2/ Fulfillments Partial and Full

One could argue that promise #7 (offspring “as the dust of the earth”) was already fulfilled by the time Balaam blessed Israel in Numbers 23. “Who can count the dust of Jacob or number the fourth part of Israel?” the prophet concluded rhetorically in his first oracle. To Balaam, God’s promise was already fulfilled, whether he knew about it or not. And yet we can readily see that the host of Israel was only beginning to multiply at that point, would continue to multiply for at least another 3,500 years, and continues to multiply today.

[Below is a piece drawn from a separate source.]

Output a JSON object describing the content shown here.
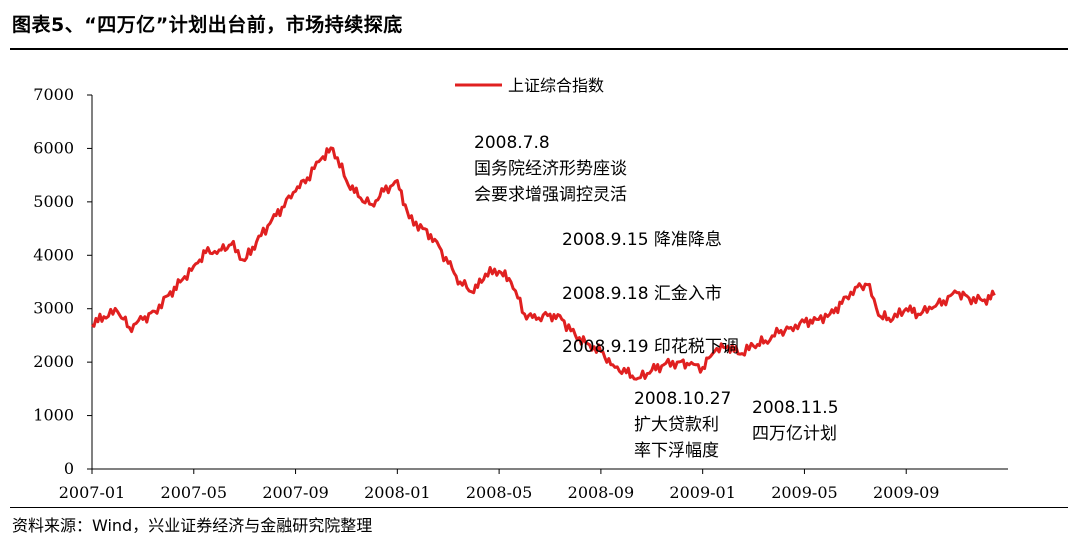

3/ Fulfillments Literal and Spiritual

To enumerate the various ways in which the literal promises of fatherhood to Abraham have been fulfilled (Isaac, Ishmael, the sons of Keturah) is far less important than to recognize that the true value of Abraham’s fatherhood was fundamentally spiritual. Jesus told the Jews of his day, “Do not presume to say to yourselves, ‘We have Abraham as our father,’ for I tell you, God is able from these stones to raise up children for Abraham.” And the apostle Paul says to the Galatians, “Know then that it is those of faith who are the sons of Abraham,” admitting to Abraham’s spiritual family hosts of believers the patriarch could never have envisioned as his own sons and daughters, but who are his in the truest sense of all.

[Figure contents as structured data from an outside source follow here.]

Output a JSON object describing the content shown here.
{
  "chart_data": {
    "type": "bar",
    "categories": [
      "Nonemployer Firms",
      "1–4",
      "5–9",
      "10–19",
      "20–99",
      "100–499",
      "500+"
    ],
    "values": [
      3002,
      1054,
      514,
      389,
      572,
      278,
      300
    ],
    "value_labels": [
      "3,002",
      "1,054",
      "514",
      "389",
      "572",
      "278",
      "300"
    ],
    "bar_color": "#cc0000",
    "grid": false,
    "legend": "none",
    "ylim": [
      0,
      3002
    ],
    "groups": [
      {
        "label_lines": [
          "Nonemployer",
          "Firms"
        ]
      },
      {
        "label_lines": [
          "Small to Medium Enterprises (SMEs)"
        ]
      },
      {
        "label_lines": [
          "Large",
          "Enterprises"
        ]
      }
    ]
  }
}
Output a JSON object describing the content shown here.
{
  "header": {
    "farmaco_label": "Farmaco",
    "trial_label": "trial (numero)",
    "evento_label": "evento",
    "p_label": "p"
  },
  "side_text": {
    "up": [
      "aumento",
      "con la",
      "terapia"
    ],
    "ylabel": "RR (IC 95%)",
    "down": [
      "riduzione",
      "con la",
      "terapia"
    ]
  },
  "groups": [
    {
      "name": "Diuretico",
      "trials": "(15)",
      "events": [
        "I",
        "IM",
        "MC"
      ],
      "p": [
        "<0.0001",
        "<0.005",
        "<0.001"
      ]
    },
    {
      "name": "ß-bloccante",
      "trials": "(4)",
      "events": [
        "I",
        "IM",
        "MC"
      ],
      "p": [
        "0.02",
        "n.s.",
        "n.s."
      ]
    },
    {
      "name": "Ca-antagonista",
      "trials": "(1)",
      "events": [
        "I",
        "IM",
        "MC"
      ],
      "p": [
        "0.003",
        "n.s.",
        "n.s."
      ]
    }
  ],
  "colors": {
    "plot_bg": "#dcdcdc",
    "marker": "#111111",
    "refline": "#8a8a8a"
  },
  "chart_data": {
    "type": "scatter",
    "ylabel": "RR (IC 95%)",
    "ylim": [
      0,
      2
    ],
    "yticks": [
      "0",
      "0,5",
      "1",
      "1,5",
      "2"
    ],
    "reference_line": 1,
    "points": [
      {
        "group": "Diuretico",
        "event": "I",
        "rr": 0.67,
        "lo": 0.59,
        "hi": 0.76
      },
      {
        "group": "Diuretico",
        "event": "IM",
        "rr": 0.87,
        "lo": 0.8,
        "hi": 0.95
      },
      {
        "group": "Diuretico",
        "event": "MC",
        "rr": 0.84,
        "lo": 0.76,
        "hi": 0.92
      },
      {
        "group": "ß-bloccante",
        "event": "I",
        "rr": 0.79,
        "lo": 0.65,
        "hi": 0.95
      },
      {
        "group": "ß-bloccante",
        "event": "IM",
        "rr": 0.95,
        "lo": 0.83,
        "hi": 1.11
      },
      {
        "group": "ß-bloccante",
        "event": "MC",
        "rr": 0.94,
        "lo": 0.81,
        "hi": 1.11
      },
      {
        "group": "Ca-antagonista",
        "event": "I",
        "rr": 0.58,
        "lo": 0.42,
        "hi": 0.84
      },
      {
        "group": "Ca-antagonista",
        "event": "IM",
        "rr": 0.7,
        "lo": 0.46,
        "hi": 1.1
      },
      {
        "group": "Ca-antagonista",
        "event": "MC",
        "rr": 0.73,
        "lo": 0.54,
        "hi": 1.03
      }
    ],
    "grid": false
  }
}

4/ Fulfillments in Israel and Christ

A full sixteen promises concern Abraham’s “offspring”. Again, in Galatians Paul distinguishes between promises made to “offsprings”, plural, and to “offspring”, singular, the latter meaning Christ. So then, there is a sense in which the Genesis 17 promises concerning offspring are fulfilled in Christ, but not all references to Abraham’s offspring are to Christ. When God says, for example, that Abraham’s offspring would come back to Canaan in the fourth generation, it is hard to see that as a specifically Messianic promise. On the other hand, “Your offspring shall possess the gate of his enemies”, though true at some points in Israel’s history, is much truer of Christ than of the nation from which he came.

Promises That Remain Unfulfilled

If you take a good look at this list, I do not think you can find a single promise that remains unfulfilled in its basic, literal sense. However, it seems to me that a few await their final fulfillment at Christ’s return. The gate of the enemies of Abraham’s offspring will never be more fully possessed than at that time.

In summary, the multiple and varied fulfillments of these promises stand as powerful testimony to the reliability of God’s word.